Tips and Takeaways on Career Exploration from the Beyond Academia Conference

PhDs John Thompson, Teresa Stoepler, Patricia Soler, Molly F. McIntosh, and Menaka Mahajan (L-R) speak at a panel on Social and Science Policy. Photo credit: Christiane Sachl/Beyond Academia.

At the 2018 Beyond Academia Conference, a two-day annual event that took place this year on March 1-2, keynote speaker Susan Basalla May  observed that for graduate students, career exploration and preparation can feel overwhelming. The solution, she said, is to “Start now, and start small.” Here are some tips and first steps recommended by the conference’s speakers, panelists, and attendees.

  • “The Gracious Thank You,” Susan Basalla May, Ph.D. in English, partner at executive search firm Storbeck/Pimentel & Associates:
Networking lunch
Attendees and speakers network over lunch. Photo credit: Christiane Sachl/Beyond Academia

In her keynote speech, May suggested that, over the course of one month, each time you encounter an article, place, product, or experience that you enjoy, send a thank you to whoever created that thing. In the note, you should say who you are, say what you appreciated, and tell the person that you’re excited to see what they do next.

The goal is  to leave a “paper trail” for yourself, to see what you’re drawn to and what you enjoy in the absence of obligations and expectations. Did you write to a lot of artists? Are the things that you enjoyed all back in your hometown? Do you appreciate a lot of things made by a particular company? It’s also a low-stakes way to practice reaching out to people you don’t know well.

  • “80/10/10,” Peter Fiske, Ph.D. in Geological and Environmental Sciences, Director of the Water-Energy Resilience Research Institute (WERRI) at Lawrence Berkeley National Laboratory:

In his workshop “Putting your PhD to Work,” Fiske suggested that PhDs can fit career exploration into their busy schedules using the “80/10/10” rule: spend 80% of your time on academic work; 10% of your time on professional development and skill-building; and 10% of your time on growing your network.

  • “Just get over your hang-ups and start networking”

Shreyas Patankar, Ph.D. student in Physics:

His takeaway from the “Redefining Networking” workshop led by Sahar Yousef: “Networking” can be boiled down to just ‘simple conversations,’ and these relationships can and should be reciprocal.

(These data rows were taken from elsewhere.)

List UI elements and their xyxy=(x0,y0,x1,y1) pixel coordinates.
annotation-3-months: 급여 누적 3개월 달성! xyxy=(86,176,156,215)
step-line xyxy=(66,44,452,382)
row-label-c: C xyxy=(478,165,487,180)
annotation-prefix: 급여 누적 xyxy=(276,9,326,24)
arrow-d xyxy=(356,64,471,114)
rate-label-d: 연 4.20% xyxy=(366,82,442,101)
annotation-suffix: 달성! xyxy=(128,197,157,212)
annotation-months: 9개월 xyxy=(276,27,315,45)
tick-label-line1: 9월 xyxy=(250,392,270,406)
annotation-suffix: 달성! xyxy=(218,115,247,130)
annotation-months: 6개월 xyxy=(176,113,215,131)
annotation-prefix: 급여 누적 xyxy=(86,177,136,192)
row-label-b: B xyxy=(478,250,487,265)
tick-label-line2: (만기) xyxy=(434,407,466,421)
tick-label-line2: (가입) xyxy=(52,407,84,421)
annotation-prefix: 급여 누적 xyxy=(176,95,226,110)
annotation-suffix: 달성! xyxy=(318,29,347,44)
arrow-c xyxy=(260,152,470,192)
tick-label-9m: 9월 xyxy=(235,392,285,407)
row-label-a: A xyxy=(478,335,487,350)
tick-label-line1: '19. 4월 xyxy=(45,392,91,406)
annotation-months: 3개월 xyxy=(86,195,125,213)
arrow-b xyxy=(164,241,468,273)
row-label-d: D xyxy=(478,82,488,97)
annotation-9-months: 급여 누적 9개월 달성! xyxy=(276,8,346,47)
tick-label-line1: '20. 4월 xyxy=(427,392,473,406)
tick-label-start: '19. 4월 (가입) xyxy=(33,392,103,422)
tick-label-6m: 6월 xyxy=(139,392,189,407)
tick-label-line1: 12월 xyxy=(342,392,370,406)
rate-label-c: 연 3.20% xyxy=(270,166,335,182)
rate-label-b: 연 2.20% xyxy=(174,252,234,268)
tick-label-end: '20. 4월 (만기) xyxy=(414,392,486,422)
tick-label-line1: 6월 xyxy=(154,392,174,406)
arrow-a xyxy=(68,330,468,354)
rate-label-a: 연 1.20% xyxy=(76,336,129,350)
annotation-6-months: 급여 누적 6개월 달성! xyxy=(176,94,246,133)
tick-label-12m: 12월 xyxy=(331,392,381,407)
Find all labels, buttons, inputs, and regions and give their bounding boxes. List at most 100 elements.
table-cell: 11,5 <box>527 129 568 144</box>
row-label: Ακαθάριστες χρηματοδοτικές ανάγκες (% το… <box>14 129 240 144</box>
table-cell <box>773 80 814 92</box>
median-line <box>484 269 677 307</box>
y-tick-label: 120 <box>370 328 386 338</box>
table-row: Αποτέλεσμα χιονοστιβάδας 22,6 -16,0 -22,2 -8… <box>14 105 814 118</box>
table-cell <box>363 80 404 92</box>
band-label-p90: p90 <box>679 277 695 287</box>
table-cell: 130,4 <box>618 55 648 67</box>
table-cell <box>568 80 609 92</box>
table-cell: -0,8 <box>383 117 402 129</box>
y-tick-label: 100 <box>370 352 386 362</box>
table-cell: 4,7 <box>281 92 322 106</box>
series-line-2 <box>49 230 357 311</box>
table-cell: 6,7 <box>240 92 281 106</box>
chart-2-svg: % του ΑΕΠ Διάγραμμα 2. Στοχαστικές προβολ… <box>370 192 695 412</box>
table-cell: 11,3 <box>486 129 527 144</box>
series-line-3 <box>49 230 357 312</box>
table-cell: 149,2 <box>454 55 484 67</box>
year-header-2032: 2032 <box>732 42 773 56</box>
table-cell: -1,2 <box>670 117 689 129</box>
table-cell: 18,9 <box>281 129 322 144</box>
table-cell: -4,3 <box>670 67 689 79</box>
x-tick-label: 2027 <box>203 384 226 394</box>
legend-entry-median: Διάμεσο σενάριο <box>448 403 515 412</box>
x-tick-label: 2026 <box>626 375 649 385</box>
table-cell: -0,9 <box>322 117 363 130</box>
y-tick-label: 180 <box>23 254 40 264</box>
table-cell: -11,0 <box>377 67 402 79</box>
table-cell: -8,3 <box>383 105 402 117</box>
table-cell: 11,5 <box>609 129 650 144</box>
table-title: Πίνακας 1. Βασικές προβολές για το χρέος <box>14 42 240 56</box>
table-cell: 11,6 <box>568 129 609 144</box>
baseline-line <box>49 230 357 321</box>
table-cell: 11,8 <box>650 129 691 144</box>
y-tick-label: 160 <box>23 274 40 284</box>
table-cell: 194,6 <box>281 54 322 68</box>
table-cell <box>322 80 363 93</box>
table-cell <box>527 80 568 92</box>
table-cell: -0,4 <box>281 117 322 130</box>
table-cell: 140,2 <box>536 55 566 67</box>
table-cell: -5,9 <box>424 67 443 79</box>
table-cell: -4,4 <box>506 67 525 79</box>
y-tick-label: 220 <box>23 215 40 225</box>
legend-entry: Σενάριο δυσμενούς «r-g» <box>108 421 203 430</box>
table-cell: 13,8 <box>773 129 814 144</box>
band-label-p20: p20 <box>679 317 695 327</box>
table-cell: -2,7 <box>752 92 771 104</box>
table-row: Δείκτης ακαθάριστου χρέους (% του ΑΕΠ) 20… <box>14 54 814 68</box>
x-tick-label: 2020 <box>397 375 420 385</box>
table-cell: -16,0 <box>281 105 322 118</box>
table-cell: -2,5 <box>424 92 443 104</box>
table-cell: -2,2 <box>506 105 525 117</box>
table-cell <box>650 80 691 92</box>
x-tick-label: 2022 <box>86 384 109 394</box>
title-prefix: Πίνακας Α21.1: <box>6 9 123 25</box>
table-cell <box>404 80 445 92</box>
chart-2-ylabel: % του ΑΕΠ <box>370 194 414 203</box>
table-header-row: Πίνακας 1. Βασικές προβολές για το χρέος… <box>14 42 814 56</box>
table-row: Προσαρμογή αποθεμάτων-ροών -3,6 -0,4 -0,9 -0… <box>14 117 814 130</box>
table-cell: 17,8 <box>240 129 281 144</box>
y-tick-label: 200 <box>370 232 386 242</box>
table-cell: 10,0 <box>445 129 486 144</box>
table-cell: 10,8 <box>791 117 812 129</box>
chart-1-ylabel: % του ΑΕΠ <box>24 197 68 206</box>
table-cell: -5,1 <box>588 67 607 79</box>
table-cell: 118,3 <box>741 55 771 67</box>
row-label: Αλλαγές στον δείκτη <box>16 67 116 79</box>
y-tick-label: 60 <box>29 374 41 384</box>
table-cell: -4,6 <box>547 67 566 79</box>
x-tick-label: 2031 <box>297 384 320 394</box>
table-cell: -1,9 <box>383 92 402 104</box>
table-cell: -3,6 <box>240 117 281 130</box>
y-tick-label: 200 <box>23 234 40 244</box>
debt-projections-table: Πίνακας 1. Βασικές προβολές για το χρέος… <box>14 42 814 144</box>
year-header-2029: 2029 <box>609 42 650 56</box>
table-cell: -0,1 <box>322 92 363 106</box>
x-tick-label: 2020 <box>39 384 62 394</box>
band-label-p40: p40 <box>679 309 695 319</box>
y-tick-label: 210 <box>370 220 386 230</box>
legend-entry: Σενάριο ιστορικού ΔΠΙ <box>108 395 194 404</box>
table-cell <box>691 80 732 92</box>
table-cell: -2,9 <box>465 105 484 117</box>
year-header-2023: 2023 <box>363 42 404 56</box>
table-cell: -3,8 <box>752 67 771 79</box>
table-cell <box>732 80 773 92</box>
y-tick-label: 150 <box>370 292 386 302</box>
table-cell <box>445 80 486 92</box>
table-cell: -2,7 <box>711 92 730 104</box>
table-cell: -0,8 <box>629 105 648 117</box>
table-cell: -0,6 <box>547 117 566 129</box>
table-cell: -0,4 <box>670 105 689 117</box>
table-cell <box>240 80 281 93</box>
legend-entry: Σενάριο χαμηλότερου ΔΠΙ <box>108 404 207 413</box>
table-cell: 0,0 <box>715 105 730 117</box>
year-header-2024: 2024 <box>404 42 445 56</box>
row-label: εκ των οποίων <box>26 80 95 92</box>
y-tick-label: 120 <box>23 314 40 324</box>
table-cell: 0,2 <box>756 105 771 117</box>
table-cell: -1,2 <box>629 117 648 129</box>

Networking is a life-long skill, and encompasses not just getting help, but also giving help to those looking for it.”

Evan Klavon, Ph.D. student in English:
“I think the most consistent, and perhaps most helpful piece of advice from the conference was: Just get over your hang-ups and start networking.” With informational interviewing, “there’s no need for the imposter syndrome because the whole point is you want to learn more. You’re not asking for any favors beyond the chance to flatter the person by being interested in them. And then you never know where those connections may some day lead.”

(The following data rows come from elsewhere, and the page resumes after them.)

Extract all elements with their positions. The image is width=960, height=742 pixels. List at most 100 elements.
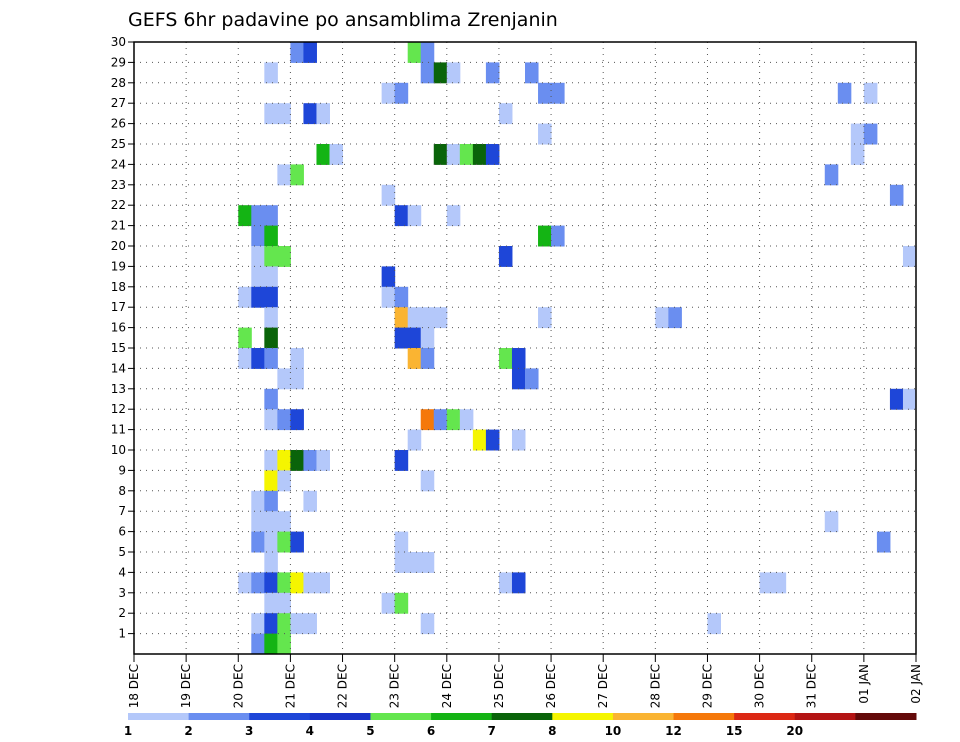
x-tick-label: 24 DEC: [440, 664, 454, 708]
heatmap-cell: [290, 613, 304, 635]
heatmap-cell: [251, 613, 265, 635]
grid-lines: [134, 42, 916, 654]
heatmap-cell: [264, 450, 278, 471]
heatmap-cell: [316, 144, 330, 165]
y-axis: 1234567891011121314151617181920212223242…: [111, 35, 134, 641]
y-tick-label: 10: [111, 443, 126, 457]
heatmap-cell: [407, 348, 422, 369]
x-tick-label: 30 DEC: [753, 664, 767, 708]
y-tick-label: 5: [118, 545, 126, 559]
legend-label: 20: [786, 724, 803, 738]
heatmap-cell: [407, 205, 422, 227]
y-tick-label: 6: [118, 525, 126, 539]
heatmap-cell: [876, 531, 891, 553]
legend-swatch: [794, 713, 856, 720]
heatmap-cell: [863, 82, 878, 104]
heatmap-cell: [394, 552, 409, 573]
heatmap-cell: [251, 348, 265, 369]
heatmap-cell: [264, 470, 278, 492]
heatmap-cell: [485, 144, 500, 165]
heatmap-cell: [264, 348, 278, 369]
heatmap-cell: [551, 225, 565, 247]
heatmap-cell: [863, 123, 878, 145]
legend-label: 2: [184, 724, 192, 738]
heatmap-cell: [290, 164, 304, 186]
y-tick-label: 29: [111, 55, 126, 69]
heatmap-cell: [316, 572, 330, 594]
x-tick-label: 23 DEC: [388, 664, 402, 708]
heatmap-cell: [277, 572, 291, 594]
legend-swatch: [249, 713, 311, 720]
legend-swatch: [734, 713, 796, 720]
heatmap-cell: [433, 409, 448, 431]
heatmap-cell: [264, 633, 278, 655]
heatmap-cell: [459, 409, 474, 431]
heatmap-cell: [290, 450, 304, 471]
heatmap-cell: [446, 144, 461, 165]
heatmap-cell: [251, 205, 265, 227]
y-tick-label: 17: [111, 300, 126, 314]
heatmap-cell: [303, 613, 317, 635]
legend-swatch: [370, 713, 432, 720]
heatmap-cell: [277, 613, 291, 635]
heatmap-cell: [290, 348, 304, 369]
heatmap-cell: [264, 266, 278, 288]
heatmap-cell: [251, 266, 265, 288]
heatmap-cell: [303, 572, 317, 594]
y-tick-label: 1: [118, 627, 126, 641]
x-tick-label: 01 JAN: [857, 664, 871, 704]
heatmap-cell: [394, 450, 409, 471]
heatmap-cell: [381, 286, 396, 308]
heatmap-cell: [394, 286, 409, 308]
heatmap-cell: [538, 82, 552, 104]
heatmap-cell: [446, 205, 461, 227]
y-tick-label: 12: [111, 402, 126, 416]
heatmap-cell: [420, 327, 435, 349]
x-tick-label: 18 DEC: [127, 664, 141, 708]
legend-label: 1: [124, 724, 132, 738]
heatmap-cell: [889, 388, 904, 410]
heatmap-cell: [407, 42, 422, 63]
x-tick-label: 02 JAN: [909, 664, 923, 704]
heatmap-cell: [407, 307, 422, 329]
heatmap-cell: [251, 572, 265, 594]
heatmap-cell: [498, 246, 513, 267]
legend-label: 4: [306, 724, 314, 738]
legend-swatch: [612, 713, 675, 720]
heatmap-cell: [407, 552, 422, 573]
y-tick-label: 19: [111, 259, 126, 273]
heatmap-cell: [538, 123, 552, 145]
heatmap-cell: [277, 450, 291, 471]
y-tick-label: 2: [118, 606, 126, 620]
heatmap-cell: [251, 246, 265, 267]
heatmap-cell: [394, 307, 409, 329]
y-tick-label: 3: [118, 586, 126, 600]
heatmap-cell: [251, 511, 265, 533]
legend-swatch: [431, 713, 493, 720]
heatmap-cell: [394, 327, 409, 349]
heatmap-cell: [889, 184, 904, 206]
heatmap-cell: [238, 286, 252, 308]
y-tick-label: 30: [111, 35, 126, 49]
legend-label: 15: [726, 724, 743, 738]
legend-swatch: [491, 713, 553, 720]
heatmap-cell: [420, 409, 435, 431]
heatmap-cell: [264, 592, 278, 614]
legend-swatch: [188, 713, 250, 720]
heatmap-cell: [381, 266, 396, 288]
heatmap-cell: [472, 429, 487, 451]
heatmap-cell: [290, 531, 304, 553]
heatmap-cell: [446, 62, 461, 84]
y-tick-label: 28: [111, 76, 126, 90]
legend-label: 8: [548, 724, 556, 738]
heatmap-cell: [772, 572, 787, 594]
heatmap-cell: [420, 42, 435, 63]
heatmap-cell: [264, 613, 278, 635]
heatmap-cell: [381, 184, 396, 206]
heatmap-cell: [485, 429, 500, 451]
y-tick-label: 9: [118, 463, 126, 477]
legend-label: 12: [665, 724, 682, 738]
heatmap-cell: [238, 348, 252, 369]
y-tick-label: 14: [111, 361, 126, 375]
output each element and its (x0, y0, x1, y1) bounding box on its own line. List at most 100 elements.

  • “LinkedIn runs on a ‘generosity engine’”

Monica Gates, Ph.D. student in Neuroscience:

Her takeaway from Anna Marie Trester’s workshop “The Language of LinkedIn”:  LinkedIn should be a platform for advertising how you can help people: “Spend some time being generous on LinkedIn. Sit down and think about connecting two people who you think would enjoy knowing each other.” And if you invite someone to connect, “Take the time to write out why you’re connecting—show up as a person. If you’re looking for something, include concrete details so that people can help you. Asking is how the generosity engine works!”

  • “Attend the Beyond Academia conference early in your PhD!”

Evan Klavon, Ph.D. student in English:
“I would recommend that all grad students attend the conference as early in their PhD as possible. There were so many things I wish I’d started casually researching and chipping away at years ago!”